80-20 或 80-10-10 用于训练机器学习模型?
80-20 or 80-10-10 for training machine learning models?
我有一个非常基本的问题。
1) 什么时候建议保留部分数据进行验证,什么时候不需要?例如,我们什么时候可以说 80% 的训练、10% 的验证和 10% 的测试拆分更好,什么时候我们可以说简单的 80% 培训和 20% 测试拆分就足够了?
2) 另外,使用 K-Cross Validation 是否与简单拆分(训练-测试)一起使用?
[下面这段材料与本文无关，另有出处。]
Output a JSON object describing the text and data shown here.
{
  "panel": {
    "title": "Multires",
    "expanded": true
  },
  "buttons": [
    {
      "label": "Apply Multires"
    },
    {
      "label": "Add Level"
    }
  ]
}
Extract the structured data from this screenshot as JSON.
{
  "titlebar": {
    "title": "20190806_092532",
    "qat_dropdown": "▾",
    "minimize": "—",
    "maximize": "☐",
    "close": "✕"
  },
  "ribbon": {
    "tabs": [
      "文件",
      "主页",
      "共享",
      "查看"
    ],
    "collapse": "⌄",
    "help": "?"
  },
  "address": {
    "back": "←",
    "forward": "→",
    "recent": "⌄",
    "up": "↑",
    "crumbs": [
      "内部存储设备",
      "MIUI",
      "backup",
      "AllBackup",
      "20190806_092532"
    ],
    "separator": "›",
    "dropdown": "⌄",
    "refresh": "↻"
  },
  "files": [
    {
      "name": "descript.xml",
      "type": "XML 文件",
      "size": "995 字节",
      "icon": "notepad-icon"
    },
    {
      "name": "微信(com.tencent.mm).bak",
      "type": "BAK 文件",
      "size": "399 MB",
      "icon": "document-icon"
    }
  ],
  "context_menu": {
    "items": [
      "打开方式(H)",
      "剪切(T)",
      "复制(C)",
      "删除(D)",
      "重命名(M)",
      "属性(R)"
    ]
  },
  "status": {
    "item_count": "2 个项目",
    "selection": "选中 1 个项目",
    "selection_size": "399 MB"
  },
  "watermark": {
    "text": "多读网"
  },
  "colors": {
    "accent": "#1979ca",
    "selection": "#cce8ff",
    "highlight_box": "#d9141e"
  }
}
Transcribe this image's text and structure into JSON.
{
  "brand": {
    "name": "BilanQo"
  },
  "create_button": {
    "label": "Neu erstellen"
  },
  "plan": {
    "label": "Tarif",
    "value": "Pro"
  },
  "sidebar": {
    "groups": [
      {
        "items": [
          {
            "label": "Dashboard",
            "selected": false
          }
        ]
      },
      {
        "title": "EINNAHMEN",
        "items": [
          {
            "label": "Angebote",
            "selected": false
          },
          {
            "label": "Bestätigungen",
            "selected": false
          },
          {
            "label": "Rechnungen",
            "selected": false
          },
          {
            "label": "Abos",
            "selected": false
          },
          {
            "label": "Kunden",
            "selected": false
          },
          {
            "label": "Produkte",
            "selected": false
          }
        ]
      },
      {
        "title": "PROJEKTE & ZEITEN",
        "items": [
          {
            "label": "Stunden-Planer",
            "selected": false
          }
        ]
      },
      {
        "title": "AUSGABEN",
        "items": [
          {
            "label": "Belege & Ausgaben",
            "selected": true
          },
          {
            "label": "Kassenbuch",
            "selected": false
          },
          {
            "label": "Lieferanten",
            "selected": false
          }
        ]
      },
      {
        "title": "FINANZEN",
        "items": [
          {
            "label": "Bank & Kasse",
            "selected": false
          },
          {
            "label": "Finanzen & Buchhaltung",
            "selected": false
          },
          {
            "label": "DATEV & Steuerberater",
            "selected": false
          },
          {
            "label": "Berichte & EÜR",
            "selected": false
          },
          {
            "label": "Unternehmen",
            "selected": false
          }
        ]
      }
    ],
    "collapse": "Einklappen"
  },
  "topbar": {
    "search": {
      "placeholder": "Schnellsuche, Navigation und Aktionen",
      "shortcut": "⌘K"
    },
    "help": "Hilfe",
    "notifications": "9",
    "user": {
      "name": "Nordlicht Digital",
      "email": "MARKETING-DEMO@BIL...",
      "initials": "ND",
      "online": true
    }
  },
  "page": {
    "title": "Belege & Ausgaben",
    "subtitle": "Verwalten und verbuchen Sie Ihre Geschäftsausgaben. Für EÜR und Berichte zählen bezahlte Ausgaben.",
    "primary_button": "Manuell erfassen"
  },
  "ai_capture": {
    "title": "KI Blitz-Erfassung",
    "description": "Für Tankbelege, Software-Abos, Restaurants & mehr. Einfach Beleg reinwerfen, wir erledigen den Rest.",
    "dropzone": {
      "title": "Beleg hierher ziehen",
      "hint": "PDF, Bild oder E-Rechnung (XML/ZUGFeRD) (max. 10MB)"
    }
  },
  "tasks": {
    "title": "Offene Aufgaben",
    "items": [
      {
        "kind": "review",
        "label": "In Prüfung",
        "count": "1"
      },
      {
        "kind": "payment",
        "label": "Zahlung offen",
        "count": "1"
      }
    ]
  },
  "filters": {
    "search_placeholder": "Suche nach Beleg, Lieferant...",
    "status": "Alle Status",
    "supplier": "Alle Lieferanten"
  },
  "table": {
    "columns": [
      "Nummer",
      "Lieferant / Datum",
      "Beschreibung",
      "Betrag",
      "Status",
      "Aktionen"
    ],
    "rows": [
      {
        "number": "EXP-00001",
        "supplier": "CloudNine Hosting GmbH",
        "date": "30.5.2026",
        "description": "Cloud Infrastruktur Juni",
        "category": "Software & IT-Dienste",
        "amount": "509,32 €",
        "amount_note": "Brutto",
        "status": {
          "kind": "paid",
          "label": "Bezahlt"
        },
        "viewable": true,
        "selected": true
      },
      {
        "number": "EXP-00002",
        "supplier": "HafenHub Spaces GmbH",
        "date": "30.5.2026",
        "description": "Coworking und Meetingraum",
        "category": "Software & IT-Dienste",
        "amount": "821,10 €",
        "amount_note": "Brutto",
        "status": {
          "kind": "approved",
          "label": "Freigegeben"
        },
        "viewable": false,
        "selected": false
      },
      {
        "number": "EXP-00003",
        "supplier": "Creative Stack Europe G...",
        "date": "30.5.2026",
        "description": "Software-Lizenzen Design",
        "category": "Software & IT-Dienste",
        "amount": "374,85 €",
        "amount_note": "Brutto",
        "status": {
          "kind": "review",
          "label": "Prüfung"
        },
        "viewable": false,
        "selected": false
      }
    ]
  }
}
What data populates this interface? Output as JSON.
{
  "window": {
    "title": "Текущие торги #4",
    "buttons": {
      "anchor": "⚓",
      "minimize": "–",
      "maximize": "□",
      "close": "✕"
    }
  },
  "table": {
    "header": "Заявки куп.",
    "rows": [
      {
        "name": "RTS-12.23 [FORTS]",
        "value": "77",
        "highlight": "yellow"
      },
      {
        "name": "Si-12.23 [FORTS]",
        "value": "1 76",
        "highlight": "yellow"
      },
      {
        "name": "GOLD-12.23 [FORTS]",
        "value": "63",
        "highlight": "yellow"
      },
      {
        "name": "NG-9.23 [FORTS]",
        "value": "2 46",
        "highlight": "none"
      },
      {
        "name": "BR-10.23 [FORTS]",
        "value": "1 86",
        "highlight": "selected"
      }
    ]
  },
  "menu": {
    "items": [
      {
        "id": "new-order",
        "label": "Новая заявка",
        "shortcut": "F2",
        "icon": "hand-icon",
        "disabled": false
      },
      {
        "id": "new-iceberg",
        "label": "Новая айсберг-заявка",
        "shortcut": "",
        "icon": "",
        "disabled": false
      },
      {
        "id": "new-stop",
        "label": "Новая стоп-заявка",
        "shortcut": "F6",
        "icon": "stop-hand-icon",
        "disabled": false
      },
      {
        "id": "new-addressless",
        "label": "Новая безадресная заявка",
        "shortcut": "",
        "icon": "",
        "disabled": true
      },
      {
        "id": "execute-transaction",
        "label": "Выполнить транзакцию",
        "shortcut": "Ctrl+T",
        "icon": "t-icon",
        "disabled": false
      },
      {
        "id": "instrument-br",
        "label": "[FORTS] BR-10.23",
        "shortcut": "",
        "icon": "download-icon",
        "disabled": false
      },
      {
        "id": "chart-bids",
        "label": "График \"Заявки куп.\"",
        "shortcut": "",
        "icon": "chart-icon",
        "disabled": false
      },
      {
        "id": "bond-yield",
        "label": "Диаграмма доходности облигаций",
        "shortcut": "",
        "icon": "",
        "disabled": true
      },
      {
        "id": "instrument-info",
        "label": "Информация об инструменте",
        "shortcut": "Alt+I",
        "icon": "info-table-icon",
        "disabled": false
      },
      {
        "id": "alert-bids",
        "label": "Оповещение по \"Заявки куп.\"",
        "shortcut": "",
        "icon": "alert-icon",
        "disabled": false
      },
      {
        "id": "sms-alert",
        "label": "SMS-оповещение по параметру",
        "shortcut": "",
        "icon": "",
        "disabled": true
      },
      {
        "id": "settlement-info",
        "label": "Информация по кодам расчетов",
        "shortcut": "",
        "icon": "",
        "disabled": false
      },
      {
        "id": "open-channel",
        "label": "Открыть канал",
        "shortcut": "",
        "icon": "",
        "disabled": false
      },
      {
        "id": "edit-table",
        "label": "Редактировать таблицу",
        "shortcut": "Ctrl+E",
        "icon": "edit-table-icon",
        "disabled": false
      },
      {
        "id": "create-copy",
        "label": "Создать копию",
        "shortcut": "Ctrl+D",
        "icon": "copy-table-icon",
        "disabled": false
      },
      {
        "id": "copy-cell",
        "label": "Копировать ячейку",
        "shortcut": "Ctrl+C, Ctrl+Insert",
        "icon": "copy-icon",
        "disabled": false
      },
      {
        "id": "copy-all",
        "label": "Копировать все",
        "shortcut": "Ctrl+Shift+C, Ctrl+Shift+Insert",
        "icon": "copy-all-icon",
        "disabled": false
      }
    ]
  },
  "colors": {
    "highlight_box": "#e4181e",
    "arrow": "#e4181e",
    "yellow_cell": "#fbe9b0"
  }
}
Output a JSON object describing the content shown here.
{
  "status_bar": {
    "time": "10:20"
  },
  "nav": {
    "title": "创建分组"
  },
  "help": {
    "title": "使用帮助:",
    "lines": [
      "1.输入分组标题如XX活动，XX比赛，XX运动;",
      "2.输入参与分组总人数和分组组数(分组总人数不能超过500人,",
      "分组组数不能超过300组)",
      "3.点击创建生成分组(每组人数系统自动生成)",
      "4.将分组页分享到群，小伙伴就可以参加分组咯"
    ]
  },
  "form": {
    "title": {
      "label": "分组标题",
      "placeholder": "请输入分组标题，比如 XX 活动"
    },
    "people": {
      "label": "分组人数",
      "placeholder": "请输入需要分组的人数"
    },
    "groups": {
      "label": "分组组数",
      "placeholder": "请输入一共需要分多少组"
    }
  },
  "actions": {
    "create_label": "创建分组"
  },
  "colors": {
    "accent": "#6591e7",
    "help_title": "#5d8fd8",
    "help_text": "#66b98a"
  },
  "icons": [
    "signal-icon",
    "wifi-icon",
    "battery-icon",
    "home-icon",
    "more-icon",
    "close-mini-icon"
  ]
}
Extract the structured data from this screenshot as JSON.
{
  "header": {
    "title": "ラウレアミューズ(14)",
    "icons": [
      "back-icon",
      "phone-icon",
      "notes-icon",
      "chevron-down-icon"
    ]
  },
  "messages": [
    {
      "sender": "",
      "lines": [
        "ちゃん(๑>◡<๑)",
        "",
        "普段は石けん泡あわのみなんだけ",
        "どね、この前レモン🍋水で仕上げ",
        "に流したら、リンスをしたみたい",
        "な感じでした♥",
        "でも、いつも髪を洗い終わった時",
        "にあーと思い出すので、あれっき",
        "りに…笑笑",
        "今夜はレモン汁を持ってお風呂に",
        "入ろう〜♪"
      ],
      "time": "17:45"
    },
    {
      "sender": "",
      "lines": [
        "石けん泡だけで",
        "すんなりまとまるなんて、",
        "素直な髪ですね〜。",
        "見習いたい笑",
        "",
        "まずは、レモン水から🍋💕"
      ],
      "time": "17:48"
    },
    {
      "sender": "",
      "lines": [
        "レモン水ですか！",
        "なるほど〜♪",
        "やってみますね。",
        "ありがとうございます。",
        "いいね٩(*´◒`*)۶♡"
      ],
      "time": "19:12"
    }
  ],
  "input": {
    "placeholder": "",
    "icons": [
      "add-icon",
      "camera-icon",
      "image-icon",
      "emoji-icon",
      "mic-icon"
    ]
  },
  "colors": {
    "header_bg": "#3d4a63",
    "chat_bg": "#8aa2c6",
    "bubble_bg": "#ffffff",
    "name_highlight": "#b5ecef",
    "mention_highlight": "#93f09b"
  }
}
如果我的数据集大小有限,我发现训练和验证集更有价值。无论如何,验证集本质上是一个测试集。这样做的原因是您希望您的模型能够从对其训练的数据具有高精度进行推断,并且对以前从未见过的数据也具有高精度。验证集允许您确定是否是这种情况。我通常至少取 10% 的数据集并将其作为验证集。随机 select 验证数据很重要,这样它的概率分布与训练集的概率分布相匹配。接下来我监控验证损失并保存验证损失最低的模型。我还使用可调节的学习率。 Keras 为此目的提供了两个有用的回调,ModelCheckpoint 和 ReduceLROnPlateau。文档是 here. With a validation set you can monitor the validation loss during training and ascertain if your model is training proberly (training accuracy) and if it is extrapolating properly ( validation loss). The validation loss on average should decrease as the model accuracy increases. If the validation loss starts to increase with high training accuracy your model is over fitting and you can take remedial action such as including dropout layers, regularizers or reduce your model complexity. Documentation for that is here and here. To see why I use an adjustable learning rate see the answer to a stack overflow question here.
我有一个非常基本的问题。
1) 什么时候建议保留部分数据进行验证,什么时候不需要?例如,我们什么时候可以说 80% 的训练、10% 的验证和 10% 的测试拆分更好,什么时候我们可以说简单的 80% 培训和 20% 测试拆分就足够了?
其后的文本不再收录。